If RSS alone doesn’t quite do it for you, there are other tools that make finding online content less soul-sucking.
The first complement to my RSS reader is my Nuzzel account. Like RSS, Nuzzel is years old, and it’s relatively slow. I cannot stress enough: Slow can be good. Nuzzel looks at your Twitter account and surfaces the stories being shared most within the last few hours or days—an easy way to parse through the headlines your follows think are most important without necessarily getting caught in the hair-trigger tweets that can make it a relentless cesspool.
In the same realm of slow tech, there’s a “new” trend that’s actually older than RSS itself: The email newsletter. Everyone and their dad seem to have one these days, and there’s even a New York Times trend piece on the whole phenomenon, which is how you know it’s already old and uncool as hell. Perfect.

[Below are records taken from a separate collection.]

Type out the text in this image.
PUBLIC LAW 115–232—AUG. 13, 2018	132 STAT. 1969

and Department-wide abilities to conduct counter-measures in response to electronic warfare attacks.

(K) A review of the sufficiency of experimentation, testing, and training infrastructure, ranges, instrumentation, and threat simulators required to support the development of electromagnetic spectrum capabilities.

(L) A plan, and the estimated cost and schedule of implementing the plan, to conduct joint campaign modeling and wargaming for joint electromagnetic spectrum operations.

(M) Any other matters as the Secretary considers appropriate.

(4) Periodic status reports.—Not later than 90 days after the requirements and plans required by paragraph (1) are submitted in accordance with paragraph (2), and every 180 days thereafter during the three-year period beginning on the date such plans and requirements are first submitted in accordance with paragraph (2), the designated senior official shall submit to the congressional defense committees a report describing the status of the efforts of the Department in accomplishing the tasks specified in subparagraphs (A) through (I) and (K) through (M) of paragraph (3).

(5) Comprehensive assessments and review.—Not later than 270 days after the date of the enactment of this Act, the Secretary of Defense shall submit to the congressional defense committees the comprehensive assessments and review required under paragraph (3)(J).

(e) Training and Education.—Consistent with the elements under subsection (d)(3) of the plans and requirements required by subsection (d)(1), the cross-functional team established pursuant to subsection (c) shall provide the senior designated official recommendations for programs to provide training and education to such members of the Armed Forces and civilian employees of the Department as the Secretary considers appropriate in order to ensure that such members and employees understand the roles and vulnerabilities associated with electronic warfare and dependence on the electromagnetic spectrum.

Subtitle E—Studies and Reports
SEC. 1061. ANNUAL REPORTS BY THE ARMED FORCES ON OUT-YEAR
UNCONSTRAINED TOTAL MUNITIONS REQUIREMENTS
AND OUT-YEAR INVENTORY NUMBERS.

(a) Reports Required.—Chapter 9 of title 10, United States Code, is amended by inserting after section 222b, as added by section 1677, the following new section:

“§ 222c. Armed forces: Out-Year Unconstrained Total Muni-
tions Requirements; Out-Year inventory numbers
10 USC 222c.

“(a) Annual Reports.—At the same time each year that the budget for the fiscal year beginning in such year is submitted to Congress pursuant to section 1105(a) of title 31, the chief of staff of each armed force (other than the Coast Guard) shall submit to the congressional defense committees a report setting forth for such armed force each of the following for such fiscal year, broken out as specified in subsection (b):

An email newsletter avoids most of the pitfalls of Twitter hell while still delivering on many of value points. If you’re on Twitter to dive into a specific world—tech, basketball, national security, make up, whatever—there’s almost certainly a good newsletter for it, whether it’s from a specific publication or a smart individual who wants to write and riff but who probably hates Twitter as much as the rest of us. Get the intelligence and links delivered to your inbox daily and then move on. No getting wiped out by the endless social media riptide. Oh, by the way, we’re back to nautical.
For newsletters, you can do two things. First, your news websites and blogs of choice probably have newsletters that you can sign up for from the home page—which you probably already know thanks to the charming pop-ups that everyone uses because fuck you that’s why. Second, there are two startups behind many of today’s active newsletters: Substack and Revue. Take a look at both sites and see what interests you.
At the end of the day, we’re probably not going to be able to escape social media entirely. I couldn’t even if I wanted to since it’s part of my job, as it may be part of yours. For us poor souls—and those of you who are, for some reason, online all day by choice—know that it’s okay to slow down. You’re not missing anything.